Who do you think has more teeth- dogs or cats? It’s dogs! Dogs have 42 teeth and cats have 30 teeth! With all those teeth, it’s important to keep dental health in mind.
Dental cleanings are a very important part of pet ownership as the most common disease in dogs and cats is periodontal disease, which is not reversible. Veterinarians report that by age 3, 70% of cats and 80% of dogs have some level of dental disease. Dental disease also leads to 75% of health problems in animals. The bacteria and tartar build up can eventually lead to heart, liver and kidney issues.
With all these concerns from dental disease, many people wonder: “Do my pets already have dental problems? What do I look for?” The American Veterinary Medical Association (AVMA) advises pet owners to keep an eye out for bad breath, plaque or tartar buildup, red or inflamed gums, fractured or loose teeth, excessive drooling, difficulty chewing, loss of appetite, and mouth sensitivity.
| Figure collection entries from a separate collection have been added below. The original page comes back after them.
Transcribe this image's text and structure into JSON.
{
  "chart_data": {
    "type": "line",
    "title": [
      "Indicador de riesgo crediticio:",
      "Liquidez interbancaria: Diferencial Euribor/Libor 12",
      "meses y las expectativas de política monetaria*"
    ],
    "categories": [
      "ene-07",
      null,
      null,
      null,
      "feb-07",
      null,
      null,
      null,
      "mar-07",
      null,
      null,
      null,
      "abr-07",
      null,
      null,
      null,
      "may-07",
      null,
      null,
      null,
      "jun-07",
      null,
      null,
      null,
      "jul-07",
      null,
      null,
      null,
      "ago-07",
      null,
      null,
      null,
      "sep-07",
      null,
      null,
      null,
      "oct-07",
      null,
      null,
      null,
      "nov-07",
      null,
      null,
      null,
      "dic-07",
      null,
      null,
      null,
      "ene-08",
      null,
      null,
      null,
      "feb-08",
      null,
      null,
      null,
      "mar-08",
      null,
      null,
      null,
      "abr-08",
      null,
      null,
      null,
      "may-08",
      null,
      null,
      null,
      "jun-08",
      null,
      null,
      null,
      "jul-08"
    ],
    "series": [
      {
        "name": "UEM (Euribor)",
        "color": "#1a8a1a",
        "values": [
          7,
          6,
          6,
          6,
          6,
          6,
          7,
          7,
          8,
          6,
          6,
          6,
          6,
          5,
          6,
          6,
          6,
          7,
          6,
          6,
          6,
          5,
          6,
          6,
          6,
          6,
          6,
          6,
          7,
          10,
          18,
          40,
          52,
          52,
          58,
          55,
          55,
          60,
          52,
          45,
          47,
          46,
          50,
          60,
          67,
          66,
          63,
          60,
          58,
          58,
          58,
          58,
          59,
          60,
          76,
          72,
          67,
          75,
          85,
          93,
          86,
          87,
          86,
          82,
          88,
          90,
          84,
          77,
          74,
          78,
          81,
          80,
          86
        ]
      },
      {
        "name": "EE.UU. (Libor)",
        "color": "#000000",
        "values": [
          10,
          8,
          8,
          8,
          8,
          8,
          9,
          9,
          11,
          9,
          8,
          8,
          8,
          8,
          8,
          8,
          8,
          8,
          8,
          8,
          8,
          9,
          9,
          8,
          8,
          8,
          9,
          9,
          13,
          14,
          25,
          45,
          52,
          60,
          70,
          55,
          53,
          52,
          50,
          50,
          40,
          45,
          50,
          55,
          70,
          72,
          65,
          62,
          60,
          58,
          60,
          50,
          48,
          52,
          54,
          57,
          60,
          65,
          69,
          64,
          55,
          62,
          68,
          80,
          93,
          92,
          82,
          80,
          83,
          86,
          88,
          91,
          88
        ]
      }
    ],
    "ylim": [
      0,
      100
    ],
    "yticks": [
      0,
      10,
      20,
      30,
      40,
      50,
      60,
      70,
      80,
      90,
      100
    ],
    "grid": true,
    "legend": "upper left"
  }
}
It is also recommended to take your furry friend to see your veterinarian at least once a year to have their mouth examined as most dental disease occurs below the gum line, where is it difficult to see.
As a pet owner, what can you do to help keep your pets teeth and gums healthy? Veterinarians recommend brushing your pet’s teeth at least 2-3 times per week and, if possible, a pet’s teeth should be brushed daily. When you’re brushing, remember to never use human toothpaste as fluoride can be very dangerous to pets! Not sure how to brush your furry companion’s teeth? Here’s a video to help get you started: Dental Health: How to Brush Your Pet’s Teeth
In addition to brushing, you can use toys and treats that are specially designed to help clean teeth. The Veterinary Oral Health Council (VOHC) also has foods and treats they recommend to keep your dog or cat’s mouth healthy.
Now that pet dental health is on your mind, it’s a great time to have them checked out or even schedule a cleaning with your veterinarian. After all, a healthy pet is a happy pet!